Skeletal animation shader, use one compiled program or multiple?

I have a skeletal animation shader in which I send all bone translations as uniform matrices to the shader.

I use a single shader program right now for multiple skeletons. This means though that if a skeleton doesn’t move then I still need to send the gpu the translation matrices since a single shader program is using uniforms for the data.

My question is is this how people typically do it? Or do others create multiple instances of the same shader so they can potentially send less data to the GPU if a skeleton isn’t moving?

Mostly I just want to know how most people use shader programs for this (one program vs multiple) so I know whether I am or am not doing something dumb here.

I think most people just use one program and change the uniforms. If this is faster than switching programs is not generally answerable, as this depends on your GPU and driver.

If you don’t have to support old OpenGL, it may be simpler and faster to keep your bones in Uniform Buffer Objects. That way the data is (hopefully) kept in GPU memory and you can reuse it as often as you want, even with different programs.

Definitely start with only one shader.

You can then do measurements to find if it is a performance problem. The test is simple, run the shader without updating the uniforms, and compare the time.

It is far from trivial, and requires a lot of experience, to guess where the performance bottlenecks are in OpenGL.

I’m unsure why your saying that. Let me ask you: At any given time, are your skeletal characters only playing back pre-modeled animation tracks (i.e. sequences of joint pose keyframes)? If so, then all this is uniform data that can be uploaded to the GPU once and left there (in textures, UBOs, etc.). There shouldn’t be any re-uploading involved (unless you’ve just got such a huge animation palette that it can’t fit on the GPU). Just re-use it (bind it for your shader to use). With that, what you then need per character instance is just the tiny amount of data needed to know where to lookup into the joint pose transform palette.

OTOH, if you are doing dynamically-generated animation using IK, physics, complex blending, etc. then you may need to upload considerably more per character depending on where you do those calculations.

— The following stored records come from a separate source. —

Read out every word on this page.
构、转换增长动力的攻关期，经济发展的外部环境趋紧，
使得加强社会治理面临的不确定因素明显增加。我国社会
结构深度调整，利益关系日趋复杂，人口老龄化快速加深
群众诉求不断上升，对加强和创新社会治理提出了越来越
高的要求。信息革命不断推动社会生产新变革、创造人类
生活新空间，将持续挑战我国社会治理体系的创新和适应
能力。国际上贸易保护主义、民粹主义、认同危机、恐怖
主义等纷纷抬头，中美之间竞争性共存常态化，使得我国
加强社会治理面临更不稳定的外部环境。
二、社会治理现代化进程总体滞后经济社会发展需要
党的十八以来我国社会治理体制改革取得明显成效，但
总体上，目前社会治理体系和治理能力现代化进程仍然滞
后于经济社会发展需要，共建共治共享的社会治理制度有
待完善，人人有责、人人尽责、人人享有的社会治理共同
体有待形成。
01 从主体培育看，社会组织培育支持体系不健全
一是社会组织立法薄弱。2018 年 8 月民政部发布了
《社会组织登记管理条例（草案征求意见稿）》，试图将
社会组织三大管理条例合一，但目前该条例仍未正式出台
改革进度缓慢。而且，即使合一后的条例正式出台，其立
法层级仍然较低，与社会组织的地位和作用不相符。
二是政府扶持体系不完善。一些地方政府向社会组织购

But to your specific question, yeah, generally prefer fewer program changes to fewer uniform changes. Uniform changes are relatively cheap. There are a number of ways to manage that though, such as state sorting. Where you want to think about having separate programs is when you’d otherwise have a lot of divergent fragment shader code across a filled area (think “if” or “for” statements where the value of the condition is not very coherent across polygons). This can result in many of your GPU cores wasting their time in “no-op” mode.